File filters
Filtering files based on the way Sorcery should treat them:
fact/filter | volatiles | configs | excluded | protected |
---|
file is installed | yes | yes | yes | yes |
file is uninstalled | yes | only if unmodified (also depends on your settings) | no | no |
file's MD5 matters | no | yes | no | yes |
Currently there are system level filter files in /var/lib/sorcery
. Each line is a single pattern, each pattern is matched against a filename's full path with $INSTALL_ROOT
stripped off. A pattern such as ^/etc
matches any file in /etc
. Filter functions to filter in or out files are utilized in sorcery depending on what is required.

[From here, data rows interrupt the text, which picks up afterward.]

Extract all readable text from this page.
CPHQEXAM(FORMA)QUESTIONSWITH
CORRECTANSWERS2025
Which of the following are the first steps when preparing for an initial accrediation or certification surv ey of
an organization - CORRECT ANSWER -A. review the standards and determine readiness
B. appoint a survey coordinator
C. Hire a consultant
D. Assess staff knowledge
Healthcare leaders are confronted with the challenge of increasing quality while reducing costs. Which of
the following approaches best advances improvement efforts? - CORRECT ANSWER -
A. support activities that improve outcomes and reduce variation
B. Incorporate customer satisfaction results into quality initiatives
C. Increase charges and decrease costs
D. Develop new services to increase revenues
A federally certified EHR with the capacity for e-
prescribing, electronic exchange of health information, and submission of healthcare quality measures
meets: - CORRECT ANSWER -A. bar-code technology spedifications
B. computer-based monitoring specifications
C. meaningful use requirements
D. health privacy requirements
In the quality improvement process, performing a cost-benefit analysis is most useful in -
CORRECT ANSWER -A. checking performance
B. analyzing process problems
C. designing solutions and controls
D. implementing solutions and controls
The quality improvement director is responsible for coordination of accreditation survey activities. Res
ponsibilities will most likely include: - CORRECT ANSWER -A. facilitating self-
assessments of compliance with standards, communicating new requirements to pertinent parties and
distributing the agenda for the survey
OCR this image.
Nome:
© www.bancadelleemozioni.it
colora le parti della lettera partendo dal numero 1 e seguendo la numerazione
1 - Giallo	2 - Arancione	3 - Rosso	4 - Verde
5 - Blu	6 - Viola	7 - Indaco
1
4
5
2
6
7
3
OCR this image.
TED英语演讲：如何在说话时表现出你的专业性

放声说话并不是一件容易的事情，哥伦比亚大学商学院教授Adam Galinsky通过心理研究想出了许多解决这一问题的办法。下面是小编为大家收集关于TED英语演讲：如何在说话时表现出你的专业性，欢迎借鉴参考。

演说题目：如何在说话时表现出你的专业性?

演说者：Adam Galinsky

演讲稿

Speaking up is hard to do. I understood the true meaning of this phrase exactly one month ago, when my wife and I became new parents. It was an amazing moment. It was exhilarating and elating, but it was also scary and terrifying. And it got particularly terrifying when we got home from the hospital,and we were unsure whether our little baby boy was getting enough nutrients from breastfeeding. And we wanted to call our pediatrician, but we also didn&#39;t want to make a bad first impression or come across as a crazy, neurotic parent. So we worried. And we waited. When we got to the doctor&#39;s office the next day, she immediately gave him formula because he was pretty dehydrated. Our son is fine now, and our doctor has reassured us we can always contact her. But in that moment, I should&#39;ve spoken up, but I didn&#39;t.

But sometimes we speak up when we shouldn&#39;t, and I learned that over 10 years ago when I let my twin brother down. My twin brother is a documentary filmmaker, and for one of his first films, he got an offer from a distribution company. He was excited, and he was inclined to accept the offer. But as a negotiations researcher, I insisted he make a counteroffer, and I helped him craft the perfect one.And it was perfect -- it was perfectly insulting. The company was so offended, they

Here are the following filter files, again these are lists of regular expressions, one per line, a file is said to "match" if it is described by any regular expression in the filter file:
- excluded – any file matched will not be included in the install log, and thus will not be tracked (if excluded by a single spell, the files may be owned by another spell), also, not that it matters extensively, but any file matched will also not be dispelled.
- protected – any file matched will not be dispelled under any circumstances, this means, if the spell that owns them is dispelled, these files will become aliens, use of this particular filter should be reserved for things that if accidentally removed could break the system irrecoverably, or cause sorcery or the script that is supposed to replace said file from functioning. An example of this would be "cp" or "install", why this would be an issue is left as an exercise to the reader.
- volatiles – any file matched will be ignored by
cleanse --fix
and its subsequent checks. An example would be /usr/share/info/dir
which is changed by every spell that installs an info page. - configs – this describes a file as a "configuration" file, namely, things in
/etc
that the administrator will freely modify. Another example is a hi-score file. These files will be handled specially:- on dispel, if the file is modified, the user will have the option (default to "no") to remove the file
- on resurrect, the file will not be replaced if it already exists (there may be a user query about this, but the default will be to leave the file as is unless it doesn't exist)
Some remarks about the relationship between these files:
- "volatiles" and "configs" files should probably be nearly an identical set. They're separated because it's just as easy codewise to do it this way, and it will provide greater flexibility in the future. However one has to be aware that marking a file as a config file is not sufficient for getting cleanse to ignore it and funny things might happen if you don't.
- Adding things to the
protected
/volatiles
/configs
list is useless if the file is in excluded
(it won't be tracked). - On dispel protected files are kept from being removed.
- There currently is no way to negate a pattern in the system level filter files.
Note: if you put file under the configs
, sorcery won't (and can't) stop the spell itself to overwrite its configs upon recast.